Avant de vous présenter plus en détail le texte, son articulation avec d'autres instruments pertinents dans ce domaine du droit maritime et, enfin, les raisons qui justifient l'adhésion de la France au protocole, je voudrais commencer par une remarque préliminaire qui permettra d'éclairer davantage la portée de notre délibération de ce jour.

Conformément à l'article 15 du protocole, la convention d'Athènes de 1974 et son protocole de 2002, qui nous est soumis, sont considérés et interprétés comme formant un seul instrument juridique.

Il en résulte deux conséquences. La première peut sembler assez curieuse, mais elle est finalement logique : selon l'OMI, les Etats qui adhèrent au protocole de 2002 doivent d'abord dénoncer la convention initiale de 1974 et ses protocoles antérieurs, s'ils y sont déjà parties. Ensuite, en adhérant au protocole de 2002, nous ne serons pas liés seulement par lui mais aussi par la convention de 1974, telle que le protocole la modifie et la complète. C'est sur ce bloc que nous sommes appelés à nous prononcer. J'insiste quelque peu sur ce point, car nous n'avions pas ratifié jusqu'à présent la convention d'Athènes, dans sa version initiale de 1974.

Je trouve d'ailleurs assez regrettable qu'une version consolidée du texte – c'est-à-dire la convention de 1974, telle qu'elle est amendée par le protocole – ne soit pas jointe au projet de loi. C'est elle que nous allons approuver ou rejeter. Pourtant, seul le protocole de 2002 est annexé au projet de loi. Nous n'avons donc pas le texte complet. Pour ajouter à la confusion, l'exposé des motifs du projet de loi ne décrit pas les articles du protocole, mais ceux de la version consolidée de la convention, qui ne figure pas dans le dossier législatif.

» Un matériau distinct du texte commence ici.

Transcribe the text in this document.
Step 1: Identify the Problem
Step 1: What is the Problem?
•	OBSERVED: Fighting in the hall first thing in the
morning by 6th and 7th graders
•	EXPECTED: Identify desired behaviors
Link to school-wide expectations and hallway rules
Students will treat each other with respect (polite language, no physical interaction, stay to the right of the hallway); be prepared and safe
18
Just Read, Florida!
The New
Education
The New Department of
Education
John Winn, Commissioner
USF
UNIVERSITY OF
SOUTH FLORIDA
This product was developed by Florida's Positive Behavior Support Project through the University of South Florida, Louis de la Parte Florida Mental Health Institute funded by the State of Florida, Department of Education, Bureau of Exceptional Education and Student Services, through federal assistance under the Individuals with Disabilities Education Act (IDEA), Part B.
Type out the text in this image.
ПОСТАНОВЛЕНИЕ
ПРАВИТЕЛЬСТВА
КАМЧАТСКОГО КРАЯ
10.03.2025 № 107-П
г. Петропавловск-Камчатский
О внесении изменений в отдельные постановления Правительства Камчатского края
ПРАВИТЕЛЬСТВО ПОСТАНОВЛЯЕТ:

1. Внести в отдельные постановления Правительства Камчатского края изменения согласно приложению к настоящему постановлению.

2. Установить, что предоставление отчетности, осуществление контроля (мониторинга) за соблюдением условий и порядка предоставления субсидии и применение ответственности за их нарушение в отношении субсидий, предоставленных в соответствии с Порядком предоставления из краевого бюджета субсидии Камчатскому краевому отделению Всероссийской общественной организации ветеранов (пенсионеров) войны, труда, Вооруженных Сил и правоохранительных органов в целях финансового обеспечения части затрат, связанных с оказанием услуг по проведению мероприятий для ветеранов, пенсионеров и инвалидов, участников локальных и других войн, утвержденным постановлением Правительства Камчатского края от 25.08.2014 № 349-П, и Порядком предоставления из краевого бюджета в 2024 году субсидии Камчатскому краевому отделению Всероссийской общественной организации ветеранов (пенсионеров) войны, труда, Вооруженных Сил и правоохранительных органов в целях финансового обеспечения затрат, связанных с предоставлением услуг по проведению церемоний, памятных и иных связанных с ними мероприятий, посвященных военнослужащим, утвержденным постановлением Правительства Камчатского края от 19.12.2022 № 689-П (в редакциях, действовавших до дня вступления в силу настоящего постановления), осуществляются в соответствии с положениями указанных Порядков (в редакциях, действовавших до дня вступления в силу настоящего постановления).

Le contenu des articles et leur numérotation ne sont pas les mêmes ! Il est donc assez difficile de s'y retrouver.

J'en viens aux principales avancées qui font l'intérêt du protocole de 2002.

La convention, telle qu'amendée, comporte désormais un régime de responsabilité sans faute en cas de préjudice résultant de la mort ou de lésions corporelles d'un passager causées par un « événement maritime ». Ce terme désigne le naufrage, le chavirement, l'abordage ou l'échouement du navire, ou encore une explosion, un incendie à bord ou un défaut du navire, y compris un manque de conformité avec les règles de sécurité applicables. Le transporteur peut toutefois s'exonérer de sa responsabilité dans un certain nombre de cas, notamment s'il peut apporter la preuve que « l'événement maritime » résulte d'un acte de guerre, d'hostilités, d'une guerre civile, d'une insurrection ou d'un phénomène naturel exceptionnel, inévitable et irrésistible, comme par exemple un tsunami.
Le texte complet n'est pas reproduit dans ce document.